US forest chief: ‘Tough choices’ to fund wildfire prevention

New Mexico

FILE – This July 5, 2011, file photo, shows a grove of ponderosa pines charred by the Las Conchas fire near Cochiti Mesa, N.M. The U.S. Forest Service has been working with states and other partners to treat more acres every year in hopes of reducing the threat of catastrophic wildfire, but Forest Chief Vicki Christiansen acknowledged that a budget proposal for the next fiscal year reflects “tough choices and tradeoffs” that will mean no funding for some programs. Christiansen said during a congressional hearing Tuesday, Feb. 25, 2020, that while the budget request emphasizes the agency’s most critical work, it marks a starting point for negotiations. (AP Photo/Susan Montoya Bryan, File)

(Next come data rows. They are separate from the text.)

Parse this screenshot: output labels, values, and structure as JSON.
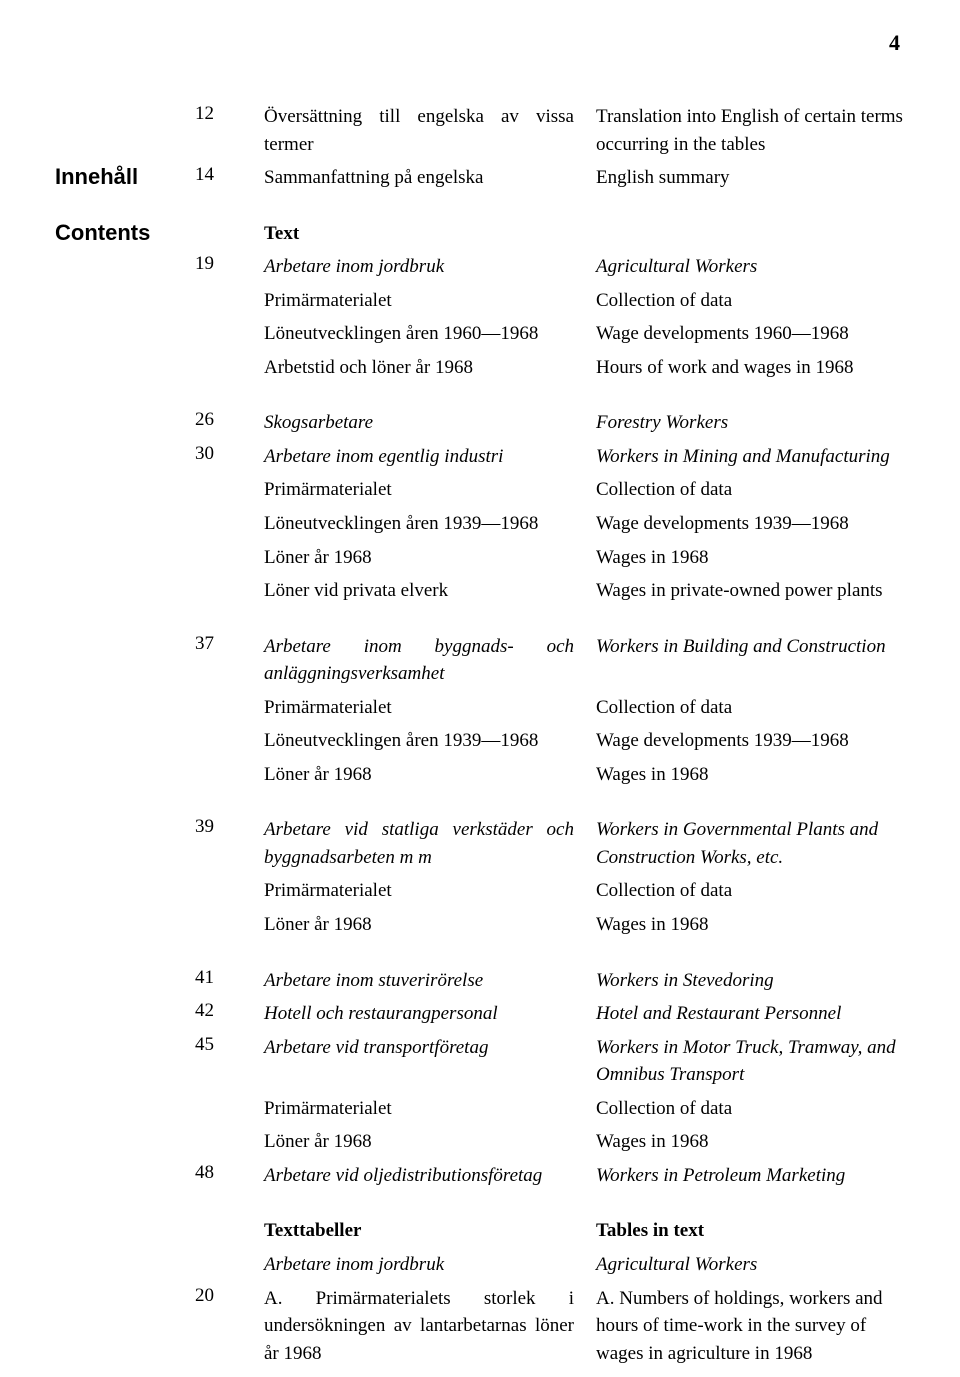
{
  "page_number": "4",
  "labels": {
    "innehall": "Innehåll",
    "contents": "Contents"
  },
  "rows": [
    {
      "type": "first",
      "page": "12",
      "left": "Översättning till engelska av vissa termer",
      "right": "Translation into English of certain terms occurring in the tables"
    },
    {
      "label": "innehall",
      "page": "14",
      "left": "Sammanfattning på engelska",
      "right": "English summary"
    },
    {
      "type": "section",
      "label": "contents",
      "left": "Text",
      "left_bold": true
    },
    {
      "page": "19",
      "left": "Arbetare inom jordbruk",
      "left_italic": true,
      "right": "Agricultural Workers",
      "right_italic": true
    },
    {
      "left": "Primärmaterialet",
      "right": "Collection of data"
    },
    {
      "left": "Löneutvecklingen åren 1960—1968",
      "right": "Wage developments 1960—1968"
    },
    {
      "left": "Arbetstid och löner år 1968",
      "right": "Hours of work and wages in 1968"
    },
    {
      "type": "section",
      "page": "26",
      "left": "Skogsarbetare",
      "left_italic": true,
      "right": "Forestry Workers",
      "right_italic": true
    },
    {
      "page": "30",
      "left": "Arbetare inom egentlig industri",
      "left_italic": true,
      "right": "Workers in Mining and Manufacturing",
      "right_italic": true
    },
    {
      "left": "Primärmaterialet",
      "right": "Collection of data"
    },
    {
      "left": "Löneutvecklingen åren 1939—1968",
      "right": "Wage developments 1939—1968"
    },
    {
      "left": "Löner år 1968",
      "right": "Wages in 1968"
    },
    {
      "left": "Löner vid privata elverk",
      "right": "Wages in private-owned power plants"
    },
    {
      "type": "section",
      "page": "37",
      "left": "Arbetare inom byggnads- och anläggningsverksamhet",
      "left_italic": true,
      "right": "Workers in Building and Construction",
      "right_italic": true
    },
    {
      "left": "Primärmaterialet",
      "right": "Collection of data"
    },
    {
      "left": "Löneutvecklingen åren 1939—1968",
      "right": "Wage developments 1939—1968"
    },
    {
      "left": "Löner år 1968",
      "right": "Wages in 1968"
    },
    {
      "type": "section",
      "page": "39",
      "left": "Arbetare vid statliga verkstäder och byggnadsarbeten m m",
      "left_italic": true,
      "right": "Workers in Governmental Plants and Construction Works, etc.",
      "right_italic": true
    },
    {
      "left": "Primärmaterialet",
      "right": "Collection of data"
    },
    {
      "left": "Löner år 1968",
      "right": "Wages in 1968"
    },
    {
      "type": "section",
      "page": "41",
      "left": "Arbetare inom stuverirörelse",
      "left_italic": true,
      "right": "Workers in Stevedoring",
      "right_italic": true
    },
    {
      "page": "42",
      "left": "Hotell och restaurangpersonal",
      "left_italic": true,
      "right": "Hotel and Restaurant Personnel",
      "right_italic": true
    },
    {
      "page": "45",
      "left": "Arbetare vid transportföretag",
      "left_italic": true,
      "right": "Workers in Motor Truck, Tramway, and Omnibus Transport",
      "right_italic": true
    },
    {
      "left": "Primärmaterialet",
      "right": "Collection of data"
    },
    {
      "left": "Löner år 1968",
      "right": "Wages in 1968"
    },
    {
      "page": "48",
      "left": "Arbetare vid oljedistributionsföretag",
      "left_italic": true,
      "right": "Workers in Petroleum Marketing",
      "right_italic": true
    },
    {
      "type": "section",
      "left": "Texttabeller",
      "left_bold": true,
      "right": "Tables in text",
      "right_bold": true
    },
    {
      "left": "Arbetare inom jordbruk",
      "left_italic": true,
      "right": "Agricultural Workers",
      "right_italic": true
    },
    {
      "page": "20",
      "left": "A. Primärmaterialets storlek i undersökningen av lantarbetarnas löner år 1968",
      "right": "A. Numbers of holdings, workers and hours of time-work in the survey of wages in agriculture in 1968"
    }
  ]
}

ALBUQUERQUE, N.M. (AP) — The head of the U.S. Forest Service says her agency is working with partners to reduce the threat of catastrophic wildfire, but acknowledged that a budget proposal for the next fiscal year reflects “tough choices and trade-offs.”

Some senators are concerned about zeroing out forest restoration program funding that has helped finance projects covering thousands of acres in over a dozen states.

Hotter and drier conditions across the West are making wildfires more intense and destructive as they burn through overgrown forests, with California among the hardest hit. U.S. Sen. Martin Heinrich of New Mexico says a bipartisan contingent of lawmakers want as much funding restored as possible in the face of a changing climate.